Daha sonra dönmeye devam eden camın üzerine bir cam katmanı daha eklenir ve böylece renkli cam çubuklar iki katman arasında kalmış olur ve sıra çeşm-i bülbül üretiminin en zorlu aşamasına gelir. Sıcak camın üzerinde eriyen cam çubuklar uçlarından özel maşalar yardımıyla çekilir ve şekil vermek amacıyla dikkatlice döndürülür.
Bu itina gerektiren süreç, çeşm-i bülbülün özel kalıplar içinde soğumaya bırakılmasıyla son bulur. Çeşm-i bülbül yapımının en zor yanı büyük bir ustalık istemesi ve hiçbir şekilde hataya izin vermemesidir.
Çeşm-i bülbülün alametifarikası olan cam çubuklar hangi renkte hazırlanırsa çeşm-i bülbül de bu renklerde olur. En çok mavi renkte çeşm-i bülbüller üretilse de rengârenk, altın rengi, kırmızı ve yeşil çeşitler de bulunur.
Çeşm-i bülbül en çok laledan yani vazo, gülabdan yani gül suyu şişesi, bardak, sürahi, şekerlik gibi süs eşyaları yaparken tercih edilir. Bu sanatın en güzel örneklerini Topkapı Sarayı Müzesi’nde görmek mümkündür.
1935’te Beykoz’da kurulan Paşabahçe, modern çeşm-i bülbül üretim ve satışının adresi olmuştur.

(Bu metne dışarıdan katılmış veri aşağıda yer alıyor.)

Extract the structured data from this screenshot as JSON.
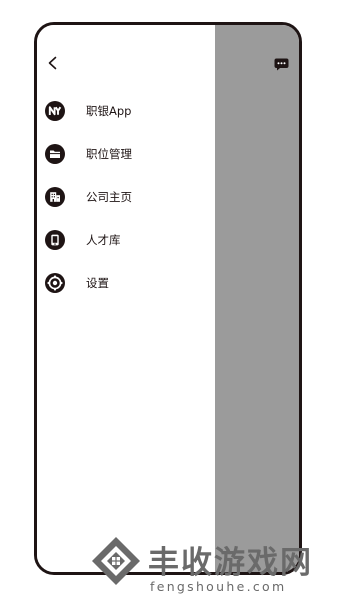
{
  "menu": {
    "items": [
      {
        "label": "职银App",
        "icon": "ny-logo-icon"
      },
      {
        "label": "职位管理",
        "icon": "folder-icon"
      },
      {
        "label": "公司主页",
        "icon": "building-icon"
      },
      {
        "label": "人才库",
        "icon": "phone-icon"
      },
      {
        "label": "设置",
        "icon": "gear-icon"
      }
    ]
  },
  "top_bar": {
    "back_icon": "chevron-left-icon",
    "chat_icon": "chat-bubble-icon"
  },
  "watermark": {
    "title": "丰收游戏网",
    "subtitle": "fengshouhe.com",
    "logo": "diamond-logo"
  },
  "colors": {
    "ink": "#1e1414",
    "scrim": "#9b9b9b",
    "watermark": "#6a6a6a"
  }
}
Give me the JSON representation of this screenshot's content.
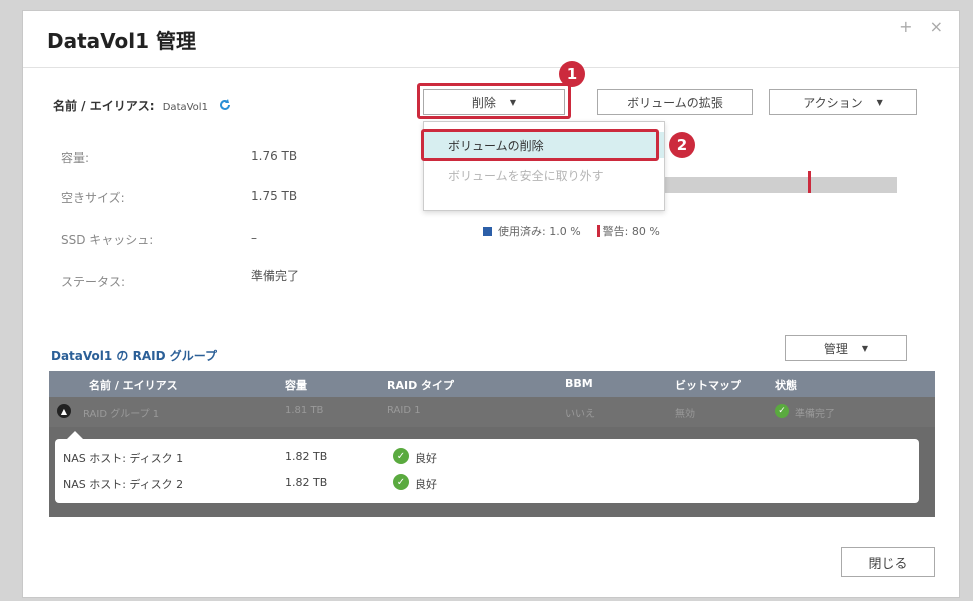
{
  "dialog": {
    "title": "DataVol1 管理",
    "window_controls": "+ ×"
  },
  "volume": {
    "name_label": "名前 / エイリアス:",
    "name_value": "DataVol1",
    "info": [
      {
        "label": "容量:",
        "value": "1.76 TB"
      },
      {
        "label": "空きサイズ:",
        "value": "1.75 TB"
      },
      {
        "label": "SSD キャッシュ:",
        "value": "–"
      },
      {
        "label": "ステータス:",
        "value": "準備完了"
      }
    ],
    "usage": {
      "used_label": "使用済み: 1.0 %",
      "warn_label": "警告: 80 %",
      "used_fraction": 0.01,
      "warn_fraction": 0.8
    }
  },
  "toolbar": {
    "delete_label": "削除",
    "expand_label": "ボリュームの拡張",
    "action_label": "アクション",
    "manage_label": "管理",
    "close_label": "閉じる"
  },
  "dropdown": {
    "items": [
      "ボリュームの削除",
      "ボリュームを安全に取り外す"
    ]
  },
  "badges": [
    "1",
    "2"
  ],
  "raid": {
    "title": "DataVol1 の RAID グループ",
    "columns": [
      "名前 / エイリアス",
      "容量",
      "RAID タイプ",
      "BBM",
      "ビットマップ",
      "状態"
    ],
    "group": {
      "name": "RAID グループ 1",
      "capacity": "1.81 TB",
      "raid_type": "RAID 1",
      "bbm": "いいえ",
      "bitmap": "無効",
      "status": "準備完了"
    },
    "disks": [
      {
        "name": "NAS ホスト: ディスク 1",
        "capacity": "1.82 TB",
        "status": "良好"
      },
      {
        "name": "NAS ホスト: ディスク 2",
        "capacity": "1.82 TB",
        "status": "良好"
      }
    ]
  },
  "colors": {
    "accent_red": "#cc2a3d",
    "ok_green": "#5aaa3f",
    "link_blue": "#2b5f97"
  }
}
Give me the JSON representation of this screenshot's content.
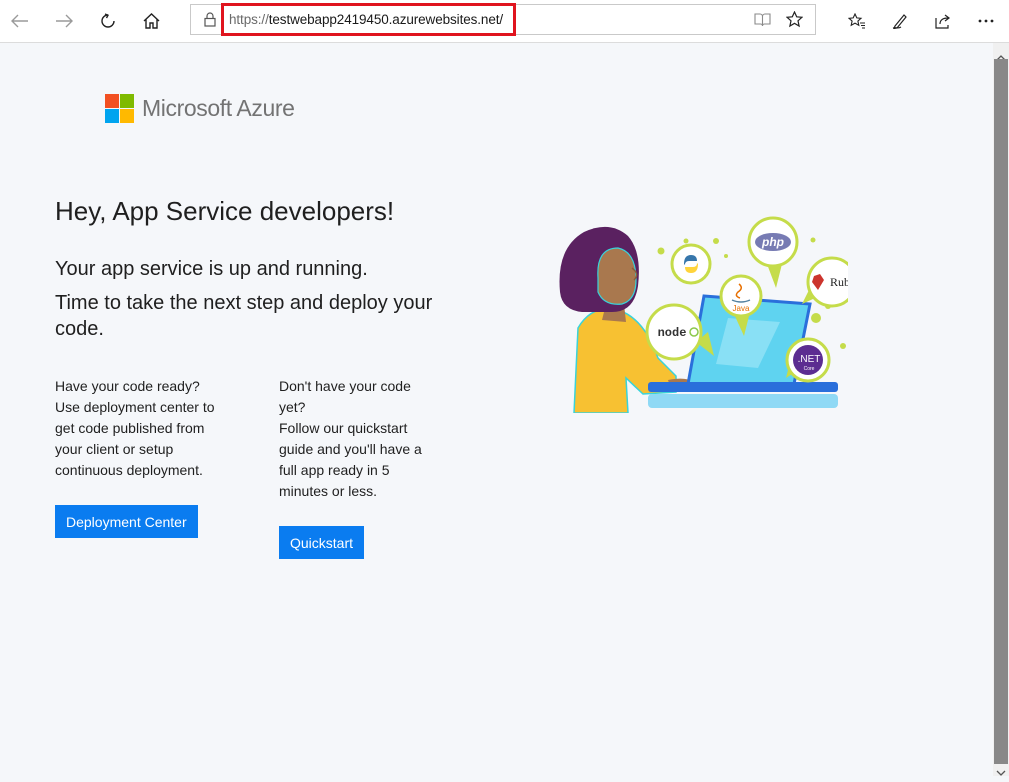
{
  "browser": {
    "url_scheme": "https://",
    "url_host": "testwebapp2419450.azurewebsites.net/",
    "icons": {
      "back": "back-arrow-icon",
      "forward": "forward-arrow-icon",
      "refresh": "refresh-icon",
      "home": "home-icon",
      "lock": "lock-icon",
      "reading_view": "reading-view-icon",
      "favorite": "star-icon",
      "favorites_hub": "favorites-icon",
      "notes": "pen-icon",
      "share": "share-icon",
      "more": "more-icon"
    }
  },
  "page": {
    "logo_text": "Microsoft Azure",
    "headline": "Hey, App Service developers!",
    "subheading_line1": "Your app service is up and running.",
    "subheading_line2": "Time to take the next step and deploy your code.",
    "col1": {
      "lines": [
        "Have your code ready?",
        "Use deployment center to",
        "get code published from",
        "your client or setup",
        "continuous deployment."
      ],
      "button": "Deployment Center"
    },
    "col2": {
      "lines": [
        "Don't have your code",
        "yet?",
        "Follow our quickstart",
        "guide and you'll have a",
        "full app ready in 5",
        "minutes or less."
      ],
      "button": "Quickstart"
    },
    "illustration": {
      "bubbles": [
        "php",
        "Ruby",
        "node",
        "Java",
        ".NET",
        "Core"
      ]
    }
  },
  "colors": {
    "accent_button": "#0a7cf0",
    "highlight_box": "#e0141e",
    "page_bg": "#f5f7fa",
    "logo_red": "#f25022",
    "logo_green": "#7fba00",
    "logo_blue": "#00a4ef",
    "logo_yellow": "#ffb900"
  }
}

Bu dönemin ünlü cam ustası Yusuf Görmüş’ün de Türk çeşm-i bülbül sanatının gelişiminde önemli bir yeri bulunur. 1970’li yıllardan itibaren Denizli’deki Şirinköy’de de üretilmeye başlayan çeşm-i bülbül modelleri yerli ve yabancı cam sanatı meraklılarının yoğun ilgisini çeker.